Company has a proper and adequate system of internal control to oversee the Companys financial reporting process, disclosure of financial information, reviewing the performance of statutory and internal auditors with management, adequacy of internal audit function and internal control system, related party transactions etc., and for this purpose the Company has an Audit Committee.

Further, the Companys Internal Auditors verify the information concerning the reliability of the financial statements as well as the compliance with your Company policies to maintain accountability of all its assets and correctness of recorded transactions.

28. EVALUATION OF BOARD AND INDIVIDUAL DIRECTORS

Pursuant to the Section 134(3)(p) of the Companies Act, 2013 a formal evaluation must be made by the Board of its own performance and that of its committees and individual Directors.

During the year under review, The Board could not carry out a formal annual evaluation of its own performance, Board Committees and individual Directors pursuant to the provisions of the Companies Act, 2013 and SEBI Listing Regulations, due to insufficient number of Independent directors.

29. ACKNOWLEDGEMENTS

Your Directors place on record their sincere thanks to bankers, business associates, consultants, various Government Authorities and Stakeholders of the Company for their continued support extended to your Companys activities during the year under review. Your Directors also acknowledges gratefully the shareholders for their support and confidence reposed on your Company.

For and on behalf of
Mount Shivalik Industries Ltd.
(Kailash Chandra Garg) (Sanjiv Bali)
Date: 05th September, 2019 Director Director
Place: Jaipur, Rajasthan DIN: 00227554 DIN: 00226806

Annexure-I

ENERGY CONSERVATION, TECHNOLOGY ABSORPTION & FOREIGN EXCHANGE

Details of Conservation of Energy, Technology Absorption, Foreign Exchange Earnings and Outflow.

Information pursuant to Section 134 (3) of the Companies Act, 2013, read with Rule 08 of the Companies (Accounts) Rules, 2014 for the financial year ended 31st March 2019.

a) Conservation of Energy

The manufacturing operations of the Company are conducted in the manner whereby optimum utilization and maximum saving of energy is achieved.

The Company is making use of treated effluents for gardening of the factory campus by drain system. The Company is using UF & RO technology to recycle treated effluent water. The Company is using CFL lights in the factory and office premises to reduce the consumption of electricity. The Company has also initiated number of measures to bring down the Boiler usage; hence it will help in reducing the energy consumption.
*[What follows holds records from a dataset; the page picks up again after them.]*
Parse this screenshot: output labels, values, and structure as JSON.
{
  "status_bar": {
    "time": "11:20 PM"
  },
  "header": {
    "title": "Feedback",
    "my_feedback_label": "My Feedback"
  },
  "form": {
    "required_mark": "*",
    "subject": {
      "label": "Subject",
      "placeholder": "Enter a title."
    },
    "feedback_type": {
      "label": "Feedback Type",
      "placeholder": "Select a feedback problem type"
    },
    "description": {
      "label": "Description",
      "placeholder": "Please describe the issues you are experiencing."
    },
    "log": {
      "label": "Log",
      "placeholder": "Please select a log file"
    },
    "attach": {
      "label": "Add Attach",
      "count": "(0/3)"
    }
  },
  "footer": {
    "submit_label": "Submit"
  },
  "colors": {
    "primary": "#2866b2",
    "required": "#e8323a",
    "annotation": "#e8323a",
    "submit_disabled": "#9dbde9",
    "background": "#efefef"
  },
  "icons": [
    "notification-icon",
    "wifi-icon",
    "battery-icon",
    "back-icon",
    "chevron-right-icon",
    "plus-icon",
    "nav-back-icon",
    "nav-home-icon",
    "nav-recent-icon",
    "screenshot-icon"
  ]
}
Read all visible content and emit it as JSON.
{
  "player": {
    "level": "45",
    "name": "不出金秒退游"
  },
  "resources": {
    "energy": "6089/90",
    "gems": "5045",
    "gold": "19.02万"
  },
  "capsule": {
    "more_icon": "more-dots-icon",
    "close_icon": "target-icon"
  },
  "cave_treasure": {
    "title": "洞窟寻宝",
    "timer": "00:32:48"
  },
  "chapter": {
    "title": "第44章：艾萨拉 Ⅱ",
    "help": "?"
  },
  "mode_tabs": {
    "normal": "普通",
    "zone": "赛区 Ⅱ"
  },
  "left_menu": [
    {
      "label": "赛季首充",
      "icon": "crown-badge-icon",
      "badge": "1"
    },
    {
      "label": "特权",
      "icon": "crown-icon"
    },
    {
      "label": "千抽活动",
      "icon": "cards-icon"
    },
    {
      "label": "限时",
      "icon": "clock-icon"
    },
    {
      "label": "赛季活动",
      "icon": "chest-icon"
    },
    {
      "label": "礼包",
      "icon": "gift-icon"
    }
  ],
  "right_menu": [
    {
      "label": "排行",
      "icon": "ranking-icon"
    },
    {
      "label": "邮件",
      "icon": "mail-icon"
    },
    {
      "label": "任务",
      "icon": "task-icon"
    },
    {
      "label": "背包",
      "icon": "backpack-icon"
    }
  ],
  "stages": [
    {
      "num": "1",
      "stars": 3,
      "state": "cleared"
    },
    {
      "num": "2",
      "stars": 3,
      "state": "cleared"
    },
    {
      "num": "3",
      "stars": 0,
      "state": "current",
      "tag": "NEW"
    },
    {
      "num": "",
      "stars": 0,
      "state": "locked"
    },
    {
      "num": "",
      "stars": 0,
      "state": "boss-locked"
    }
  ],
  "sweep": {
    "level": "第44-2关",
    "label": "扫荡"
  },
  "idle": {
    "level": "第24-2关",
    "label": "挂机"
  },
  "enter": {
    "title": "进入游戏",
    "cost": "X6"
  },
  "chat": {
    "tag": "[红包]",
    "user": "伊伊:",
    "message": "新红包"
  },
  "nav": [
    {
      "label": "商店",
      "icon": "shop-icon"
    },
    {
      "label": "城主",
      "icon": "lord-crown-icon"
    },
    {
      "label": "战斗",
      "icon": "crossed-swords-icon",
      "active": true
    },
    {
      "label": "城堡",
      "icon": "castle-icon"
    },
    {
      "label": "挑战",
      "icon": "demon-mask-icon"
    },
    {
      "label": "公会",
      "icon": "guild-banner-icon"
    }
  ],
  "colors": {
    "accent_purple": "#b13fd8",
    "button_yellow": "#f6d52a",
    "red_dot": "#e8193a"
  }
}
There are several other measures taken by the Company for conservation and optimum utilization of energy which are not quantitative and their impact on cost cannot be stated accurately.

b) Technology Absorption, Research and Development

It has always been endeavor of the Company to adopt latest developments in technology in order to minimize our environmental impact. Trying various new types of brewing aids to improve our quality is an ongoing and continuous process.

The Company has its own laboratory at the Brewery Plant, wherein regular research and development activities are carried out for the improvement and maintenance of the quality of its products. No specific capital expenditure on research and development was incurred during the financial year.

c) Foreign Exchange Earnings and Outgo

Foreign Exchange Earnings

Foreign exchange earning of the Company from exports during the financial year was nil. So far Company has not made any ‘tie-up for exports of its Brands.